The CRISP-DM process relates very well to specific data mining tasks. For instance, business understanding relates to developing questions about the data and data selection. The data understanding step is where we explore the data. The data preparation step is where the data is transformed. The modeling step is where we choose and build a model. The evaluation step is where we validate and test our model. Finally, deployment is where we export the model.

When building a model, there are two main categories. The first is descriptive models also known as unsupervised learning. These are models that are constructed when we do not have a target variable. Providing a representation of the knowledge discovered without necessarily modeling a specific outcome. An example of a descriptive model is a clustering analysis. Predictive models, or supervised learning, are those that can be developed when we have a target variable. We can predict the target variable with our given set of input variables. The goal of a predictive model is to extract knowledge from historic data and represent it in such a

form that we can apply the resulting model to new situations. In that way, we are predicting the occurrence of an event of interest. The historic data will already be associated with the outcome and we can learn to make this association on future data. Common predictive algorithms include decision trees, boost, and neural networks.

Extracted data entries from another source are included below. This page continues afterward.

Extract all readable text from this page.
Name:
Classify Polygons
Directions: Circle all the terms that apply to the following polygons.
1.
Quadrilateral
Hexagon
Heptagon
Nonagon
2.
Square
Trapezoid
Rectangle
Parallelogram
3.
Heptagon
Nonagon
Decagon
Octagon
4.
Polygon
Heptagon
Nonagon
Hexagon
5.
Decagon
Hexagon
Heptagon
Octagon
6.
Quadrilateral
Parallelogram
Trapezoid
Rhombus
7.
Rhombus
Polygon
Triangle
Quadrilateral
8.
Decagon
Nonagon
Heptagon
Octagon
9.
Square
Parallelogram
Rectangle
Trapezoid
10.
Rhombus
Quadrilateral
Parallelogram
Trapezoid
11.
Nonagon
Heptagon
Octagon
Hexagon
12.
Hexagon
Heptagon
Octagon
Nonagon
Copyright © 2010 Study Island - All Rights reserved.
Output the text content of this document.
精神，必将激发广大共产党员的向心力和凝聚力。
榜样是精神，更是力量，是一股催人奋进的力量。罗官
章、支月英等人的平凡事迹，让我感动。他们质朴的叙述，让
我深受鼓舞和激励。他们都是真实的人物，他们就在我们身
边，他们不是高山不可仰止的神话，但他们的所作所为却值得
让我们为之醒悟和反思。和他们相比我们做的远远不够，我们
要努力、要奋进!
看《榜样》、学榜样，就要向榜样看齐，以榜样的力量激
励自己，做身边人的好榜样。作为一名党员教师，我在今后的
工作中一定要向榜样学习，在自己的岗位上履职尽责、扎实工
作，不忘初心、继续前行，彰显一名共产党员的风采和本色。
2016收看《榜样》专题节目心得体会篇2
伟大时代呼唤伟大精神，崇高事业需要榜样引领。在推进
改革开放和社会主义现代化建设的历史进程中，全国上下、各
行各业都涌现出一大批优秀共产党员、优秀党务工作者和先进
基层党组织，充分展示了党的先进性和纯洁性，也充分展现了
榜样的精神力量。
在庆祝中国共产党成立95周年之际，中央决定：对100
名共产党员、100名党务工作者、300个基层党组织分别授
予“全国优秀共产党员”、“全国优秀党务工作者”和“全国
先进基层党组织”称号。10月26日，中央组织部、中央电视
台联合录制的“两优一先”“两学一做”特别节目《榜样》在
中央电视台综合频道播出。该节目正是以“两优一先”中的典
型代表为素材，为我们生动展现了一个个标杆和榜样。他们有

If the model is found effective and ready for use in real time, the next step is deployment. One method to deploy models is through the use of a language called predictive modeling markup language (PMML). It is an XML-based standard that is supported by many major commercial data mining vendors and many open source data mining tools.

Descriptive and/or predictive models can be used on specific datasets. Different models and algorithms have advantages and disadvantages. Therefore, it is recommended to construct multiple models and choose the best. Deployment of a successful model can be simple using PMML.

When considering the role of Health IT and Meaningful Use and the implications for data mining, the use of data mining techniques can have great potential for the development of clinical decision support systems and outbreak detection to foster better patient outcomes. Also, as the government invests more into health IT, the adopting of data mining approaches will become more of a priority. New ways of analyzing and interpreting the data will be sought after and it is anticipated that data mining will be center stage.